Plugins like Longform allow adding a pre-processing step to strip callout markup before compiling. A callout removal script scans lines starting with > [! and removes the wrapper while keeping or discarding the body.

A secondary script can remove checkboxes so internal todos from [!todo] blocks don’t appear in published manuscripts.

This article won’t provide full script code, but pair callouts with an export pipeline in serious writing projects.

Customizing Callouts with CSS

Obsidian exposes callouts via data-callout attributes, letting you define custom types with custom CSS.

The pattern:

  1. Choose a custom type identifier like idea

  2. Use it in notes: > [!idea] New product concept

  3. In CSS, target .callout[data-callout="idea"] with unique colors and icon

Obsidian uses Lucide icons for default callout icons. Custom CSS can swap icons by changing the content of the .callout-icon element.

Styling options include:

  • Background and border colors for light/dark themes

  • Custom icon size and alignment

  • Removing the icon entirely for minimal callouts

Keep a small, focused set of custom types to avoid style sprawl.

Examples of Useful Custom Callouts

Concrete custom type ideas:

  • [!clue]: For mystery or thriller writers tracking plot clues across chapters

  • [!risk]: In engineering docs to flag technical or business risks

  • [!meeting]: For action summaries at the top of dated meeting notes

  • [!definition]: In a knowledge base to standardize terminology entries

Style these by adding a CSS snippet in your vault’s .obsidian/snippets folder.

Searching, Managing, and Exporting Callouts

Once your vault contains many callouts, you’ll need ways to find and filter them.

Search for callouts using queries like "[!todo]" to find all todo callouts. Combine with path filters: path:"Drafts" "[!clue]" to locate story clues.

Writers commonly review all [!todo] and [!note] callouts before deadlines.

Third-party tools and exporters handle callouts differently—some ignore styling but keep blockquotes, others can strip them via custom scripts.

Best practices:

  • Keep important data outside callouts if it must survive export

  • Treat callouts as editor-facing annotations unless your output format supports them

Limitations and Compatibility Notes

Callouts aren’t part of standard CommonMark. In editors like Typora or on GitHub, they degrade to nested blockquotes.

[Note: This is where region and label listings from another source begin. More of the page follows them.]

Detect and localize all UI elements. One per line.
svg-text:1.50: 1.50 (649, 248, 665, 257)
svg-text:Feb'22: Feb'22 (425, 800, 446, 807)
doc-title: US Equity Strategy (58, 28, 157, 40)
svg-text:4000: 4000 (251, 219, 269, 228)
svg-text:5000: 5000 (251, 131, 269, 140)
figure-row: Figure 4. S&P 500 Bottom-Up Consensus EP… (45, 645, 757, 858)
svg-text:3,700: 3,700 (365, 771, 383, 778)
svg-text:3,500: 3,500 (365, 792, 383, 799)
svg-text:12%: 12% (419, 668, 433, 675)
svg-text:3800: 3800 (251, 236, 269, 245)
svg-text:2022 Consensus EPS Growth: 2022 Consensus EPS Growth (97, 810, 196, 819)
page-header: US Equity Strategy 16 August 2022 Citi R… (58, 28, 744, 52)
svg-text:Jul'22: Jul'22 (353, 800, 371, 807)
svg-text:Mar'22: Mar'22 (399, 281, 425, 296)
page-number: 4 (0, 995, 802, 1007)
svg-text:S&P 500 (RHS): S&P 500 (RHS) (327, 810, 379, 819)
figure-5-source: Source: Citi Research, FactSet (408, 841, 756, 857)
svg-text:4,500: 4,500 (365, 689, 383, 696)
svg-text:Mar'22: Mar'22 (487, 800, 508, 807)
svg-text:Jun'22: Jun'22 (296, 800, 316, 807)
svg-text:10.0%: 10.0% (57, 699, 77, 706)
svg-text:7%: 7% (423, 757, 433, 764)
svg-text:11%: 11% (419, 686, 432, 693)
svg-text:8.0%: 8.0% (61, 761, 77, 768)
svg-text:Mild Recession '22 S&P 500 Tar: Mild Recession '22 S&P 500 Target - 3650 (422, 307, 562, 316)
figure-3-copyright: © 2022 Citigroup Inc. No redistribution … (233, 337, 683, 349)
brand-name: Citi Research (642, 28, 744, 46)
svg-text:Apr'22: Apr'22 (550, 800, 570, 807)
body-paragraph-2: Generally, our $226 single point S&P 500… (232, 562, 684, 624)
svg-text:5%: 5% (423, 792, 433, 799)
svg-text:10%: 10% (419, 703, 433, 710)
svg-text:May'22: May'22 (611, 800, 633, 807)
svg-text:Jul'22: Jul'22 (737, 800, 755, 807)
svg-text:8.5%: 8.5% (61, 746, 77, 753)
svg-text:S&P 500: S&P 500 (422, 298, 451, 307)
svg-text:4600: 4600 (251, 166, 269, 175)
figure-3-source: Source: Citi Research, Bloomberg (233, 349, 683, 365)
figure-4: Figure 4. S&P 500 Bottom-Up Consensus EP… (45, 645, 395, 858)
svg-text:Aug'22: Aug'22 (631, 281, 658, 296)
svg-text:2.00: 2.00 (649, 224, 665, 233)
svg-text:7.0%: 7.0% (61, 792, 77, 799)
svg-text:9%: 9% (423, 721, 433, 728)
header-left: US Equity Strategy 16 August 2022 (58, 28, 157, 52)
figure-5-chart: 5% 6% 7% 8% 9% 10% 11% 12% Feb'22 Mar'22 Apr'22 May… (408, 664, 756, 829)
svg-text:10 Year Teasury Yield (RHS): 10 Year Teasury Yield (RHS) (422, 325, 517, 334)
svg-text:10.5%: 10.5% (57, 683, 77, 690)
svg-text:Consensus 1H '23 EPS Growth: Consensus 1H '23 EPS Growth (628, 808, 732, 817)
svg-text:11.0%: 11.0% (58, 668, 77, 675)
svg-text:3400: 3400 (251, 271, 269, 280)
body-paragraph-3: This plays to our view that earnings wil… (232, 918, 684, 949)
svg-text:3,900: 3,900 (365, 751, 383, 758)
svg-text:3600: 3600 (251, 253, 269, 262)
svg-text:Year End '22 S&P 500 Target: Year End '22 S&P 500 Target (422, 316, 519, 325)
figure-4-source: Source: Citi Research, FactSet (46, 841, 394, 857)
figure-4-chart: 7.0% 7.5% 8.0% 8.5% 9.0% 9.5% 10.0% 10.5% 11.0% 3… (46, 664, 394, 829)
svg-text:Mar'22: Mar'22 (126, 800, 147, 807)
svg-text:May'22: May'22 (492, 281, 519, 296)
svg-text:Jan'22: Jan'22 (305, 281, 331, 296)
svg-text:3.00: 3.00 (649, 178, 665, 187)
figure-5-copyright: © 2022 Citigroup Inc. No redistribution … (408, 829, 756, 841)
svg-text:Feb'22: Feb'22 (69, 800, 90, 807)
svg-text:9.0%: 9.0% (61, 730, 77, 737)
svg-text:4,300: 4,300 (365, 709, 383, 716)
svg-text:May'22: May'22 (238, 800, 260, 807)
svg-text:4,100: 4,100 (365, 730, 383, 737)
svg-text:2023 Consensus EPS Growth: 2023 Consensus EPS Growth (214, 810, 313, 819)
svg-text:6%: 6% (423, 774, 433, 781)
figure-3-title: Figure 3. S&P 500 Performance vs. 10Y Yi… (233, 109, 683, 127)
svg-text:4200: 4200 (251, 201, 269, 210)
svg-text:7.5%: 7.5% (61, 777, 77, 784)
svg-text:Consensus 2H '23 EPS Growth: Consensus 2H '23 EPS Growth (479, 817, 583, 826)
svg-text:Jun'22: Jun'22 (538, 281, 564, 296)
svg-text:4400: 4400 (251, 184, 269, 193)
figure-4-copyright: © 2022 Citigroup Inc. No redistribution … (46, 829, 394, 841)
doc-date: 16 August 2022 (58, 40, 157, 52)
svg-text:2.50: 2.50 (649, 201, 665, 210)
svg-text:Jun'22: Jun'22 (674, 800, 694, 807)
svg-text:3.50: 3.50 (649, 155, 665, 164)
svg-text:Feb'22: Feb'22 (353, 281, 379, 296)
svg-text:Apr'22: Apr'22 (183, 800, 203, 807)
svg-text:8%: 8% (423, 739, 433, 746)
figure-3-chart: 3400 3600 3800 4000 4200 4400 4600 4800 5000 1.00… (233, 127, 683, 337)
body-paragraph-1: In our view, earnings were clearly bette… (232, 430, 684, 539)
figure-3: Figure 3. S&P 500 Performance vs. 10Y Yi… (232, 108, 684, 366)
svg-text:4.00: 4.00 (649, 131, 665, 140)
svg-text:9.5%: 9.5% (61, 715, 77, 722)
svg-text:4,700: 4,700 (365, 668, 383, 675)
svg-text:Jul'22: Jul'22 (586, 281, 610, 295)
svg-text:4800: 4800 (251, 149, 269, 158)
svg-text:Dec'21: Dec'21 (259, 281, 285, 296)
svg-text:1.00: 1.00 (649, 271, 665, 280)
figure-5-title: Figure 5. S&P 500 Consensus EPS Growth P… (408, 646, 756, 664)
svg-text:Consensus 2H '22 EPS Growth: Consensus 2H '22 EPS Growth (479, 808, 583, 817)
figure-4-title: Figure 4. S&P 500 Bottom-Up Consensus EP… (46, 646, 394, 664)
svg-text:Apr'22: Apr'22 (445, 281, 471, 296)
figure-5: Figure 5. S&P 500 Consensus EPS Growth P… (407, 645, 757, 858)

Some mobile markdown apps display them as plain text—the content remains readable but without colors or icons.

Heavy use of nested and foldable callouts can slow rendering on older mobile devices.

Periodically test exports (PDF, DOCX, HTML) to verify critical content inside callouts appears correctly. Consider keeping a style-guide document in your vault so collaborators follow the same conventions.

Conclusion

Obsidian callouts are enhanced blockquotes that let you highlight, group, and optionally hide information without disrupting your note flow.

Key takeaways:

  • Learn the basic syntax: > [!type] Title

  • Pick a small set of types that fit your workflow

  • Add custom CSS only where it supports your process

Start experimenting with callouts in one real note today—your daily note or next project plan. Once you’re familiar with the core features, explore advanced uses like custom types, search workflows, and export pipelines tailored to your vault.